Global optimization is used to control complex systems whose response is an unknown function on a continuous domain. Response values can only be observed empirically by simulations, and cannot be accurately represented using closed-form mathematical expressions. Prediction of true optimizer in this context is usually accomplished by constructing a surrogate model that can be thought of as an interpolation of a discrete set of observed design points.

This thesis includes study of convergence rates of epsilon-greedy global optimization under radial basis function interpolation. We derive both convergence rates and concentration inequalities for a general and widely used class of interpolation models known as radial basis functions, used in conjunction with a randomized algorithm that searches for solutions either within a small neighborhood of the current-best, or randomly over the entire domain. An interesting insight of this work is that the convergence rate is improved when the size of the local search region shrinks to zero over time in a certain way. My work precisely characterizes the rate of this shrinkage.
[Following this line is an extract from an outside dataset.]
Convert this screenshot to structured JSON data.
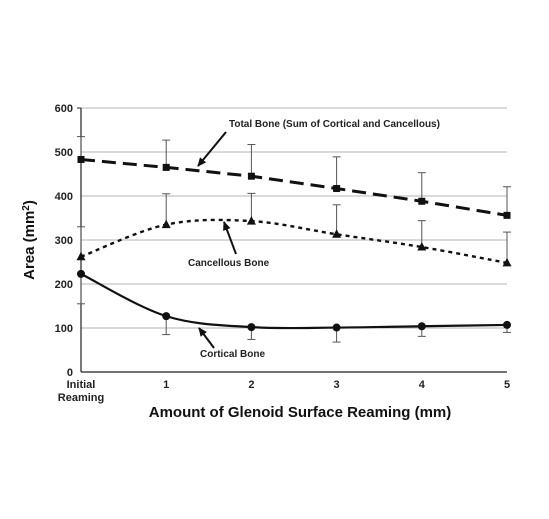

Gaussian process regression is another tool that is widely used to construct surrogate models. A theoretical framework is developed for proving new moderate deviations inequalities on different types of error probabilities that arise in GP regression. Two specific examples of broad interest are the probability of falsely ordering pairs of points (incorrectly estimating one point as being better than another) and the tail probability of the estimation error of the minimum value. Our inequalities connect these probabilities to the mesh norm, which measures how well the design points fill the space. Convergence rates are further instantiated in settings of using a Gaussian kernel, and either deterministic or random design sequences. Convergence can be more rapid when we are not totally blind to the objective function. As an example, we present a work on simultaneous asymmetric orthogonal tensor decomposition. Tensor decomposition can be essentially viewed as a global optimization problem. However with the knowledge of the algebraic information from the observed tensor, the method only requires $O(\log(\log \frac{1}{\epsilon}))$ iterations to reach a precision of $\epsilon$.